"To be a poet you must be crazy about language; and you must believe in the uniqueness of every person, and therefore in your own. To find your voice you must forget about finding it, and trust that if you pay sufficient attention to life you will be found to have something to say which no one else can say. And if at the same time your love of language leads you to develop your vocabulary, your ear, and your form-sense, and if you are scrupulously honest, you will arrive at writing what you apprehend in a way which embodies that vision which is yours alone. And that will be your voice, unsought, singing out from you of itself."
The Métier of Blossoming
by Denise Levertov
Fully occupied with growing—that's
the amaryllis. Growing especially
at night: it would take
only a bit more patience than I've got
to sit keeping watch with it till daylight;
the naked eye could register every hour's
increase in height. Like a child against a barn door,
proudly topping each year's achievement,
goes each green stem, smooth, matte,
traces of reddish purple at the base, and almost
imperceptible vertical ridges
running the length of them:
Two robust stems from each bulb,
sometimes with sturdy leaves for company,
elegant sweeps of blade with rounded points.

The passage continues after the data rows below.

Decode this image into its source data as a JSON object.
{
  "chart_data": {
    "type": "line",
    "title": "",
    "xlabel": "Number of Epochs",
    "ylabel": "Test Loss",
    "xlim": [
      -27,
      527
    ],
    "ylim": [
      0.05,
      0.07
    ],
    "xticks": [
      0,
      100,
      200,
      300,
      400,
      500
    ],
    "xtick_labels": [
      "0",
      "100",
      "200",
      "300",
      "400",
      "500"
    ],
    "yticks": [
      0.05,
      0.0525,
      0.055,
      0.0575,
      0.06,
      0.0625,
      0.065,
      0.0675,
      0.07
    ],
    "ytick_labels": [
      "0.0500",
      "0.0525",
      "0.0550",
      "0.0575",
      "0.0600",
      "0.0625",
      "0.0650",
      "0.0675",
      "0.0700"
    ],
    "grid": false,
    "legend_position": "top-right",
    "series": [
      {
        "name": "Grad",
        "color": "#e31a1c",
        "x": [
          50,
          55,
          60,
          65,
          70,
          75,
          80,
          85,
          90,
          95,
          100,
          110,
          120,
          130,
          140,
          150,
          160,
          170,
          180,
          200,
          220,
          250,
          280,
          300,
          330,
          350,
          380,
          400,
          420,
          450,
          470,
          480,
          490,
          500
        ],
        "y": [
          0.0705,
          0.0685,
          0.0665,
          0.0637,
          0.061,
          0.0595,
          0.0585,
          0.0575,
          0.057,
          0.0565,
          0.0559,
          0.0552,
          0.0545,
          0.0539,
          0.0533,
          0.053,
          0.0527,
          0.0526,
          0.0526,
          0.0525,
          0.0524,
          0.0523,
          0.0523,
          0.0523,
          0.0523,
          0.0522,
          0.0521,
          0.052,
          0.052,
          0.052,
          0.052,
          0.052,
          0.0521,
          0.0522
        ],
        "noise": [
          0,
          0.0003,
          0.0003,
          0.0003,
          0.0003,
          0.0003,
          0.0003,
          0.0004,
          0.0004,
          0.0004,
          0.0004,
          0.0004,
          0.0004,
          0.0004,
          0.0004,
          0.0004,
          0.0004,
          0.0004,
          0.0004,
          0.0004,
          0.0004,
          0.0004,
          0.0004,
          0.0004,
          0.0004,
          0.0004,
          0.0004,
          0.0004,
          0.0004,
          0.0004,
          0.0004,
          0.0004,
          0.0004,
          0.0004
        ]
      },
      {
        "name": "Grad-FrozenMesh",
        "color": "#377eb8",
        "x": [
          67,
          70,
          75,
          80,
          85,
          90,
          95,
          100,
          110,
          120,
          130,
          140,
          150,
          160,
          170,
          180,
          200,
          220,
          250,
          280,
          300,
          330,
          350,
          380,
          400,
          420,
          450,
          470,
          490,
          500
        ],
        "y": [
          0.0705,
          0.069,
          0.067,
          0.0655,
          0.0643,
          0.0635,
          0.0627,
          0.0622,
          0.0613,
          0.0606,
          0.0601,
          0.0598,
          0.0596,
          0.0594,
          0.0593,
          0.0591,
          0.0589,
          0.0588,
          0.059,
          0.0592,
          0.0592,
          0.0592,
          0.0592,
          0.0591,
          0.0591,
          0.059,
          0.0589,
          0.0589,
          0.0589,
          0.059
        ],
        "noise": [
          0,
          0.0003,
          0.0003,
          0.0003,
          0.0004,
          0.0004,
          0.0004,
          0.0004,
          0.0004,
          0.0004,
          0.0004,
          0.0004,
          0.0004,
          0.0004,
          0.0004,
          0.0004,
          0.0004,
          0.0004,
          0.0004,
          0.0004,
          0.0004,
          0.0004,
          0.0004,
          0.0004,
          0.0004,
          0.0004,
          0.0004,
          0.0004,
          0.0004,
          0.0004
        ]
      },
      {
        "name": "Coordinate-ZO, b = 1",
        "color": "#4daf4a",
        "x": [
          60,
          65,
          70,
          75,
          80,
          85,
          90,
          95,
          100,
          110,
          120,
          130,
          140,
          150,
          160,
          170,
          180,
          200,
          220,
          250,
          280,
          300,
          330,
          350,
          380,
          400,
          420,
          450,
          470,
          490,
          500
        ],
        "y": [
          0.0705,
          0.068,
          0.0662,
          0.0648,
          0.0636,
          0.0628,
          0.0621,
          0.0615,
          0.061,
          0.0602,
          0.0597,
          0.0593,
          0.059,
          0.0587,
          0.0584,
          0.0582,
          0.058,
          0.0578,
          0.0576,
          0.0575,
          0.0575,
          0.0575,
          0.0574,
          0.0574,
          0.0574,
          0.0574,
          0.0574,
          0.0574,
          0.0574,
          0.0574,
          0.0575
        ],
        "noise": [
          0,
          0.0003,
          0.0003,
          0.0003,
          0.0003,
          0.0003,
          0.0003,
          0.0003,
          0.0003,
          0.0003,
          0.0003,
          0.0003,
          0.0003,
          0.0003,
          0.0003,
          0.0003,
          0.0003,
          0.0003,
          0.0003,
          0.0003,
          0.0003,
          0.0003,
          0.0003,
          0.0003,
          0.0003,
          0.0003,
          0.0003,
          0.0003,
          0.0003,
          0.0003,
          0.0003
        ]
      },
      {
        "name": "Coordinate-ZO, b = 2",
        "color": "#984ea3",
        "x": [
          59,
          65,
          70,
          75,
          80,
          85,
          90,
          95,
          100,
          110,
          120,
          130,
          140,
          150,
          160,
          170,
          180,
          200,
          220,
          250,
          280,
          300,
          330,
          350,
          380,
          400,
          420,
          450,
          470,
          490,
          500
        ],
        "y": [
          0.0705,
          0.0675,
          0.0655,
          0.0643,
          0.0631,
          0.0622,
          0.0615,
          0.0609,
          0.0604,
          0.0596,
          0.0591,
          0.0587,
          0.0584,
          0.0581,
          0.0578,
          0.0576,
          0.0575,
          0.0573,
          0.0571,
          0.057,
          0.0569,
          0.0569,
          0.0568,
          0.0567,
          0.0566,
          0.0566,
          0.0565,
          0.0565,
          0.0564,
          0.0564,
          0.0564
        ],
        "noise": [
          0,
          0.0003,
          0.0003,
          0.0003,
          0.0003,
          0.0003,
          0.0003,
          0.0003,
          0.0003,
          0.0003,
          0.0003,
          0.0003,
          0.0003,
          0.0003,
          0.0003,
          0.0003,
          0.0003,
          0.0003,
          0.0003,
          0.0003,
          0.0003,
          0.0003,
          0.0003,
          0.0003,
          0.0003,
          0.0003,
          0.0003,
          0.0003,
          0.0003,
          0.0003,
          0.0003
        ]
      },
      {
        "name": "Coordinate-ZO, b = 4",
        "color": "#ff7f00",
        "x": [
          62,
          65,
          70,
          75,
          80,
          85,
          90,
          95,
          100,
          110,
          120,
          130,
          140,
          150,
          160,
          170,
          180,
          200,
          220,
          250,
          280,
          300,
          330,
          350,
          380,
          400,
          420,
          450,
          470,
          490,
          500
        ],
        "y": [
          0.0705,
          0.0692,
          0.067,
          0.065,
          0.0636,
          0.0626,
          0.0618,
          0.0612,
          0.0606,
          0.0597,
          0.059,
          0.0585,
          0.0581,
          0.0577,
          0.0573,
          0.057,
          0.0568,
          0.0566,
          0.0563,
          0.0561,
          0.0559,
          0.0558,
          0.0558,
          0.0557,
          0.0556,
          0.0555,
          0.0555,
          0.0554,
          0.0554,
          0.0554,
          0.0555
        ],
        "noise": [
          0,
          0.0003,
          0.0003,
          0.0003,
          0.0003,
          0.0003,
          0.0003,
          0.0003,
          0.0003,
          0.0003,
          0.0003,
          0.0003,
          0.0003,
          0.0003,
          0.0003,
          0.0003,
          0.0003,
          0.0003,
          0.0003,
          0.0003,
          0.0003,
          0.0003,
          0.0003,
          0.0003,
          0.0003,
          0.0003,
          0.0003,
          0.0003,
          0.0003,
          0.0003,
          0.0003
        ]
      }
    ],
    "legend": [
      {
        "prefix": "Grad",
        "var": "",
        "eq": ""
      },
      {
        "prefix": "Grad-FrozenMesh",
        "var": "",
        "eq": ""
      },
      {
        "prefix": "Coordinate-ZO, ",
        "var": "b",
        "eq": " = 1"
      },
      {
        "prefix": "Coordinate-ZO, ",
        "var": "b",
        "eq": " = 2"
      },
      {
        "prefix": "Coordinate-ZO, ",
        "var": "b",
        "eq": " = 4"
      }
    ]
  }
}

Aloft, the gravid buds, shiny with fullness.
One morning—and so soon!—the first flower
has opened when you wake. Or you catch it poised
in a single, brief
moment of hesitation.
Next day, another,
shy at first like a foal,
even a third, a fourth,
carried triumphantly at the summit
of those strong columns, and each
a Juno, calm in brilliance,
a maiden giantess in modest splendor.
If humans could be
that intensely whole, undistracted, unhurried,
swift from sheer
unswerving impetus! If we could blossom
out of ourselves, giving
nothing imperfect, withholding nothing!